Intel has yet to make a dent in the smartphone market, but the world's largest chipmaker is ready to take another swing with its Atom Z6 chips.

In addition to supporting smartphones, the Z6 platform -- previously codenamed "Moorsetown" -- can also be used in tablets and other handheld computing products. Supported operating systems include Android, Moblin and MeeGo, the OS jointly developed by Intel and Nokia. Mobile devices using these chips will arrive later this year.

Atom has dominated netbooks, but the current generation of chips isn't practical for phones because they consume too much power. Manufacturers have instead turned to ARM-based chips such as Qualcomm's 1 GHz Snapdragon processor found in current Android phones and the Samsung Cortex A8 processor used in Apple's iPhone.

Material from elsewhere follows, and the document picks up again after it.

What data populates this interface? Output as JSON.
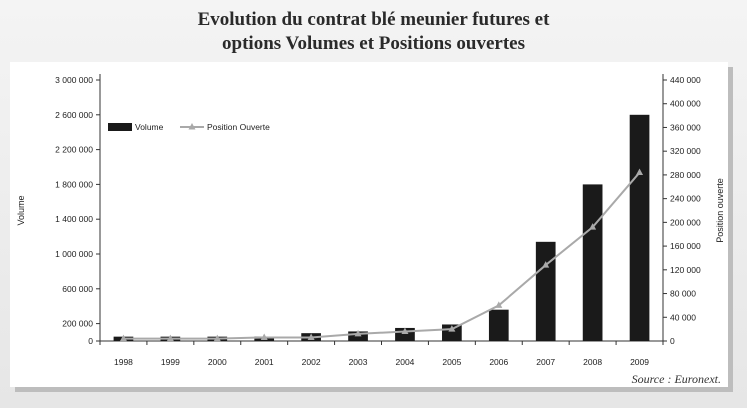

The Z6 platform has made big cutbacks on power consumption compared to first-generation Atom chips. Smartphones running on Z6 are expected to last for 10 days on standby, two days playing music and four to five hours watching video. That's not mind-blowing compared to existing smartphones -- the iPhone gets double the video playback and longer standby time but less audio playback on a charge -- but it's a big change for Atom. Power use when in standby mode, for instance, is 1.75 percent of what last-gen Atom chips used, Wired reports.

Still, as I read through Intel's press release, I'm not sure how the chipmaking giant will pull manufacturers away from what they're using now (antitrust jokes aside). Intel touts 1080p video playback and 720p video recording, but most of the claims the company makes about computing performance are in comparison to the last Atom platform, rather than the competition.

I want to know why Intel deserves a spot in the smartphone and tablet game, and the company hasn't made a clear argument. Hopefully the upcoming, unnamed products Intel alludes to will speak for themselves.